One of the final goals of any reservoir characterization study is to deliver reliable production forecasts. This is definitely a challenging task as the fluid flow dynamics is governed by non-linear equations: a small perturbation in the reservoir model inputs might have a large impact on the modelling outputs, thus the forecasts. Also, depending on the maturity of a project, engineers have various amounts and types of data to deal with and to history match through an optimization process.
Considering the case of a mature asset, for which massive datasets of various types are available, the standard history matching process is based on the minimization of a single objective function (history matching criteria), computed through weighted least squares formulation. The difficulty is then to (user) define properly the weight of each data set before the summation itself into the single objective function is performed.
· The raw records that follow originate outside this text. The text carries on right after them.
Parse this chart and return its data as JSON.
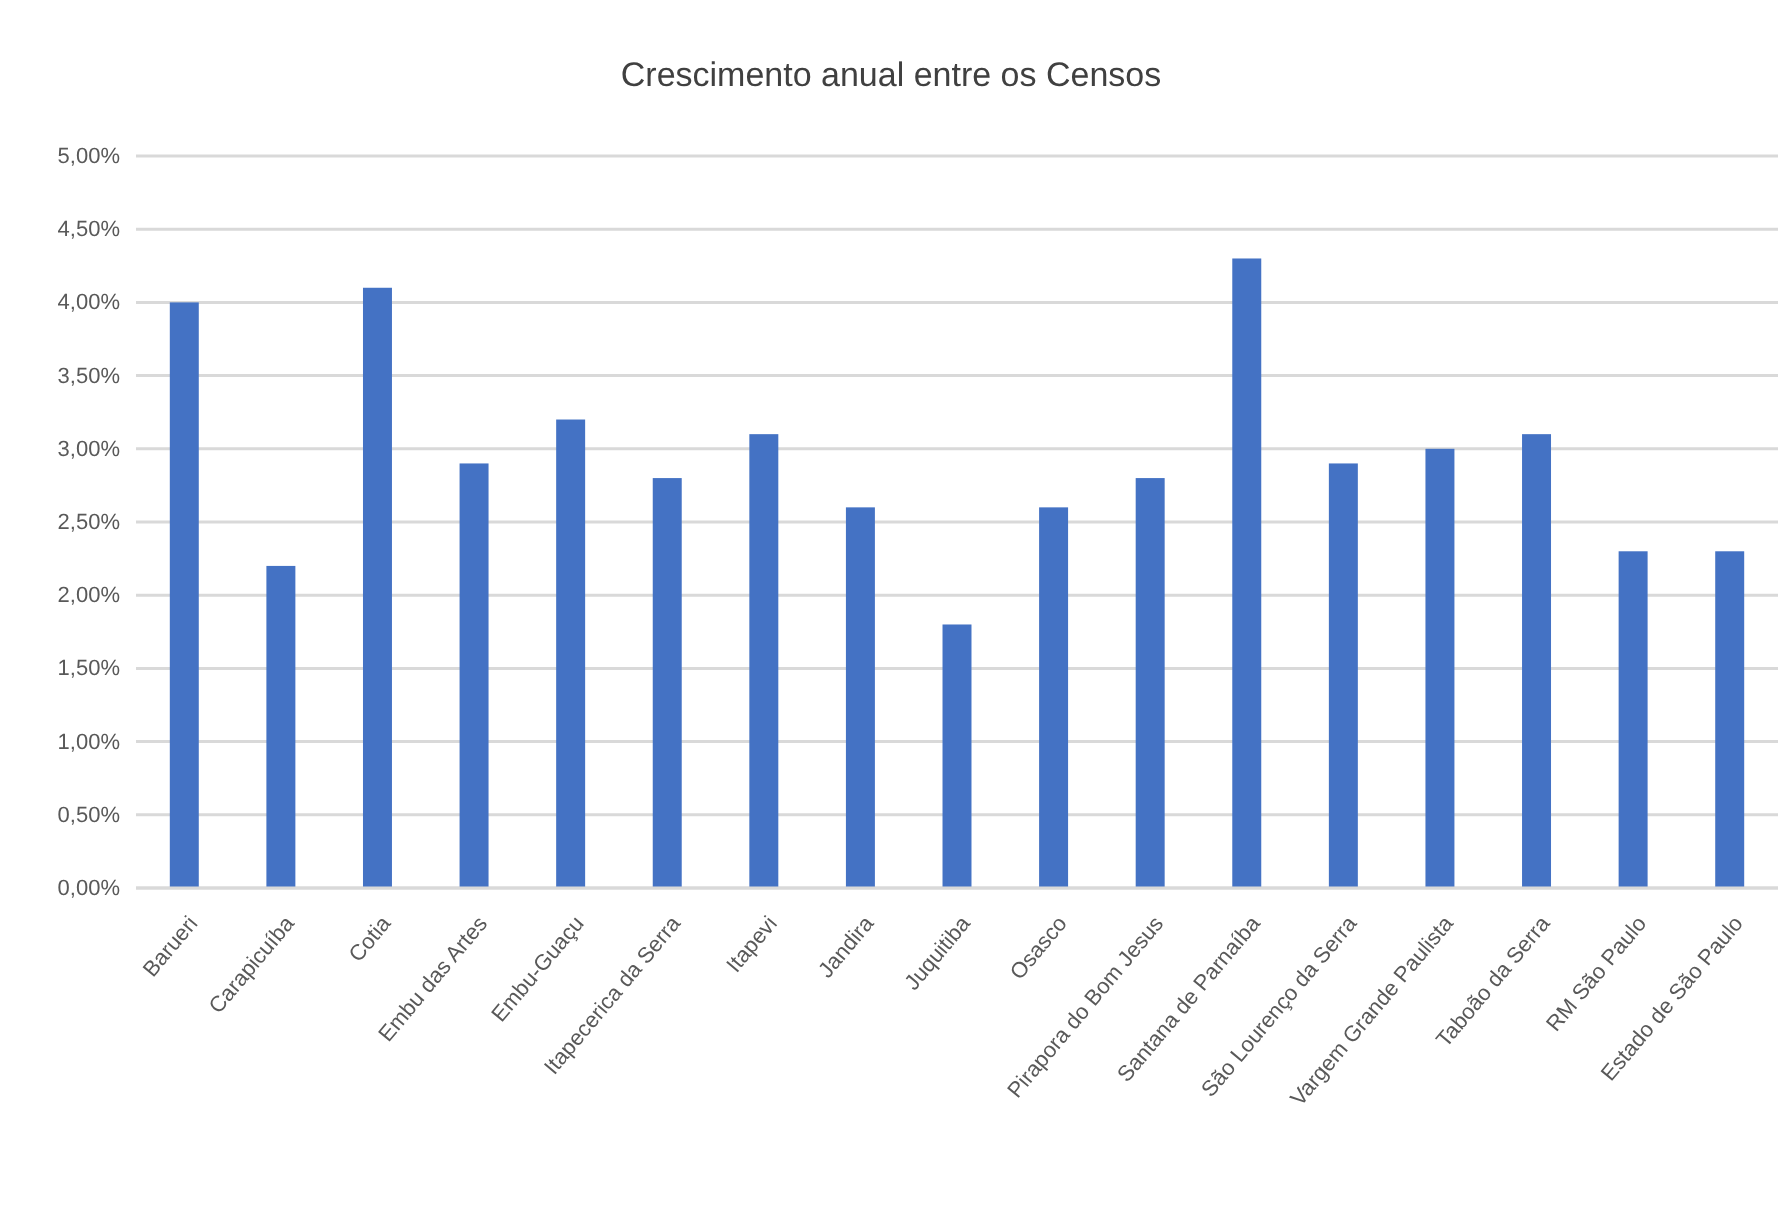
{
  "chart_data": {
    "type": "bar",
    "title": "Crescimento anual entre os Censos",
    "categories": [
      "Barueri",
      "Carapicuíba",
      "Cotia",
      "Embu das Artes",
      "Embu-Guaçu",
      "Itapecerica da Serra",
      "Itapevi",
      "Jandira",
      "Juquitiba",
      "Osasco",
      "Pirapora do Bom Jesus",
      "Santana de Parnaíba",
      "São Lourenço da Serra",
      "Vargem Grande Paulista",
      "Taboão da Serra",
      "RM São Paulo",
      "Estado de São Paulo"
    ],
    "values": [
      4.0,
      2.2,
      4.1,
      2.9,
      3.2,
      2.8,
      3.1,
      2.6,
      1.8,
      2.6,
      2.8,
      4.3,
      2.9,
      3.0,
      3.1,
      2.3,
      2.3
    ],
    "color": "#4472c4",
    "ylim": [
      0,
      5
    ],
    "yticks": [
      {
        "value": 0,
        "label": "0,00%"
      },
      {
        "value": 0.5,
        "label": "0,50%"
      },
      {
        "value": 1,
        "label": "1,00%"
      },
      {
        "value": 1.5,
        "label": "1,50%"
      },
      {
        "value": 2,
        "label": "2,00%"
      },
      {
        "value": 2.5,
        "label": "2,50%"
      },
      {
        "value": 3,
        "label": "3,00%"
      },
      {
        "value": 3.5,
        "label": "3,50%"
      },
      {
        "value": 4,
        "label": "4,00%"
      },
      {
        "value": 4.5,
        "label": "4,50%"
      },
      {
        "value": 5,
        "label": "5,00%"
      }
    ],
    "grid": "y"
  }
}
To avoid this difficulty, two currently available but yet prospective – in geosciences application - optimization techniques are considered. The former is based on the definition of multiple objective functions (based on data types and/or location on the field) coupled to an optimization process. If all the objective functions minimize trends together, the user has still the flexibility to assess one by one the individual objective functions minimization. On the contrary, if the objective functions are minimizing/maximizing trends in competition (e.g. because of noisy data), then the derived Pareto front (in 2D case) would identify the location of optimal compromises. The latter is a sequential optimization approach based on single-objective constrained optimizations: optimize each objective at a time with constraints on the other objectives. The thresholds defined for the constraints on the objectives are derived from the results of the previous optimization results. This pragmatic approach allows to prioritize the objectives and tunes the expected accuracy on each data type.
Both approaches are applied to a real field gas storage asset with more than 40 years of exploitation history and various data types e.g. pressures, saturations as well as gas breakthrough of control wells, leading to the definition of multiple (possibly more than 2) objective functions. Both show promising results in terms of history matching quality and in terms of flexibility as the user might be able to consider, define and update dynamically alternative history matching strategies. These approaches might be considered as alternatives to the standard one for the history matching process, preliminary to the production forecasts computation, even if the associated challenges and complexity are growing accordingly to the number of objective functions.